Renewables are not fossil fuels, they have different characteristics. If your energy system is set up for fossil fuels then it is already not ‘technology neutral’, it is historically biased in favour of fossil fuels and the characteristics of fossil fuel power. Consequently, there is a legacy effect in the system which inhibits innovation, both politically and in terms of expectation of how energy should behave and what factors of that energy production can be ignored.
[For example we ignore the slow response time of coal power, the amount of poison and health problems, it generates, the fact that it cannot be turned down when we don’t need it, its tendency to fail with unexpected temperatures, the amount of subsidy we pay, and so on]

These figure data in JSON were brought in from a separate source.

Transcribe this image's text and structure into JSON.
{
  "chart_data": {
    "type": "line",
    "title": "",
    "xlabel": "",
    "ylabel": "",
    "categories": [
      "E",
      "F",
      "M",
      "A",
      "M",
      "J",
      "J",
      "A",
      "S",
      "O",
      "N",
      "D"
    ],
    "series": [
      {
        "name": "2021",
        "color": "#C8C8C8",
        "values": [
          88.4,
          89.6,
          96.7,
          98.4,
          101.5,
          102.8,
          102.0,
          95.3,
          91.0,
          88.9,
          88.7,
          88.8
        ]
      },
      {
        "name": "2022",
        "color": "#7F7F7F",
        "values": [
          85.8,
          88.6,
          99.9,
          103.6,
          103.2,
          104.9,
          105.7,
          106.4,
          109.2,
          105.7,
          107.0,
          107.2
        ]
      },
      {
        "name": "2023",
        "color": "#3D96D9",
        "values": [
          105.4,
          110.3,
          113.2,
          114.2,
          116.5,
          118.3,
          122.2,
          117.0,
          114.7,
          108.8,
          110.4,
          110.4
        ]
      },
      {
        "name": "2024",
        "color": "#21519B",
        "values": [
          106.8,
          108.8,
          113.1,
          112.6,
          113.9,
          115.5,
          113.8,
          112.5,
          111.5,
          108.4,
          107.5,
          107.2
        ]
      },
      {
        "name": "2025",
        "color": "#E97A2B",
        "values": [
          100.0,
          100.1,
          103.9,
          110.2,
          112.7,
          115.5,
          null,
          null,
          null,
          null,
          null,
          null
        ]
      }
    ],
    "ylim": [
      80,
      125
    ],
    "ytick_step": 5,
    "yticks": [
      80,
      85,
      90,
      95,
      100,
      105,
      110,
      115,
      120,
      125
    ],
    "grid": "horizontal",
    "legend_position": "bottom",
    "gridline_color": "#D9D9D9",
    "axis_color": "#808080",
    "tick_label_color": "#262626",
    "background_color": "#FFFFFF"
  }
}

In Chile, which has the advantage of not having coal or oil, the electricity market is fully open. There are no subsidies for fossil fuels or for renewables. They simply have auctions and those companies which can provide the lowest electricity price win the auction. So far that has been renewables. It has not been coal.
India can also be freer of this legacy inertia, and India has recently announced that no new coal power plants will be built in India in the next ten years. This will give time for renewables to develop and demonstrate their worth. They aim for 60% of all power to be renewable by 2027.
Increases in electricity prices have nothing to do with renewables, as is often argued. Renewables have not been around long enough to cause the price rises in those countries in which price rises have been occurring. It is like blaming a baby for the ongoing dysfunction of a family. The baby cannot do it entirely by itself, and the problems were around before it came on the scene. Prices are high because of the way markets are structured and they are structured around fossil fuels. To repeat: fossil fuel markets are set up not to be technology neutral.
Fossil fuels are like libraries – huge centres of generation. Nowadays you almost do not need libraries. You have information online.
We are moving to a decentred market in power where you do not need to go to a centralised place of generation. Australia has the world’s biggest market penetration of rooftop solar, it is moving towards decentred power, irrespective of policy. Some of us will generate more power than we need for ourselves. We are moving from the library to the internet.